Tidak hanya saling menghormati dan menunjukkan setiap kebaikan satu sama lain, Fatimah dan Nabi Muhammad sering menghibur satu sama lain. Suatu hari Nabi memanggil Fatimah. Ketika Fatimah datang kepadanya, Nabi menciumnya dan berbisik di telinganya.

Setelahnya, Fatimah menangis. Tak lama, Rasulullah kembali berbisik di telinganya dan membuat sang putri tersenyum. Melihat hal ini, Aisha bertanya, “Kamu menangis dan kamu tertawa pada saat yang sama, Fatimah? Apa yang Rasul Allah katakan kepadamu?”

Fatimah menjawab, “Pertama, Dia mengatakan kepada saya bahwa dia akan bertemu Tuhannya setelah beberapa saat dan saya menangis.
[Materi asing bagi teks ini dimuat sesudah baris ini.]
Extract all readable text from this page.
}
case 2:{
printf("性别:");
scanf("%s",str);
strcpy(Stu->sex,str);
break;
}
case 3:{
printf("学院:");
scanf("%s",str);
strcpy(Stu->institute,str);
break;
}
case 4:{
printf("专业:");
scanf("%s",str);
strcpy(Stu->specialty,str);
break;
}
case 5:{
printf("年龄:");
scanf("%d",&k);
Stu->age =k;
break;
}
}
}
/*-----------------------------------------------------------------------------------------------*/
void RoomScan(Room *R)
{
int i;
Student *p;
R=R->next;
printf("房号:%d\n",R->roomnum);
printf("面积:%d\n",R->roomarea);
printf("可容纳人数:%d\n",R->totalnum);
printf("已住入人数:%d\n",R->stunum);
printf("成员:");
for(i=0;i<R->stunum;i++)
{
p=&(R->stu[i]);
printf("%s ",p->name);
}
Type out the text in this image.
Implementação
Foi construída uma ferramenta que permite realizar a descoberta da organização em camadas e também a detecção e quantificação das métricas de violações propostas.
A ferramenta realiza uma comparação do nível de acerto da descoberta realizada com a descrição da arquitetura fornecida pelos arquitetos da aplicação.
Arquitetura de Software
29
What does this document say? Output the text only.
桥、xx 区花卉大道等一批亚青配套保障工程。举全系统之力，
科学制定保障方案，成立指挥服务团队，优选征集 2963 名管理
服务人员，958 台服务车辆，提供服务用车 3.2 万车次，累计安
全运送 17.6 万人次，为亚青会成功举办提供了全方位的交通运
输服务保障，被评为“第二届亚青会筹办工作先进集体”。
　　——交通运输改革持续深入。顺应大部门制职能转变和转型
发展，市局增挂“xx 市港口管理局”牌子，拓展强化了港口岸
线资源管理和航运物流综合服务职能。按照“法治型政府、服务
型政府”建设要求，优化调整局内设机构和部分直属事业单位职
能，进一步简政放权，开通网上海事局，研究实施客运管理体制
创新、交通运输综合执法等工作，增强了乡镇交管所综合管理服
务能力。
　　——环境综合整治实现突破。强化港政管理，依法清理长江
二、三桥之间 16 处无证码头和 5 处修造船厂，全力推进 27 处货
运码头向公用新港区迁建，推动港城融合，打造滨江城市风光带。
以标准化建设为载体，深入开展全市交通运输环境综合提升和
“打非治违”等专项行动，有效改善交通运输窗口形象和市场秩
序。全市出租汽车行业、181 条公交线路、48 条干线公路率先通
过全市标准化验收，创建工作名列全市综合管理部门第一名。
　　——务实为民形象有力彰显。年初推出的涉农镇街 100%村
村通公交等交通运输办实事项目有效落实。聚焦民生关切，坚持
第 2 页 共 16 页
Kemudian dia berkata kepadaku: 'Jangan menangis karena kamu akan menjadi orang pertama di rumahku yang bergabung denganku.' Jadi aku tertawa.”

Fatimah ra pun tidak bisa berduka lama atas kematian ayahnya, karena dia tau dirinya akan segera mengikutinya. Bahkan, memikirkan kematiannya sendiri membuatnya tertawa karena itu berarti dia bisa segera berada di dekat Rasulullah SAW lagi.

"Ini adalah tanda kenyamanan luar biasa yang dia rasakan dari kehadiran ayahnya, dan seorang ayah yang tahu persis apa yang harus dikatakan untuk menghibur putrinya. Ini adalah contoh luar biasa dari hubungan ayah-anak," tulis Corbin.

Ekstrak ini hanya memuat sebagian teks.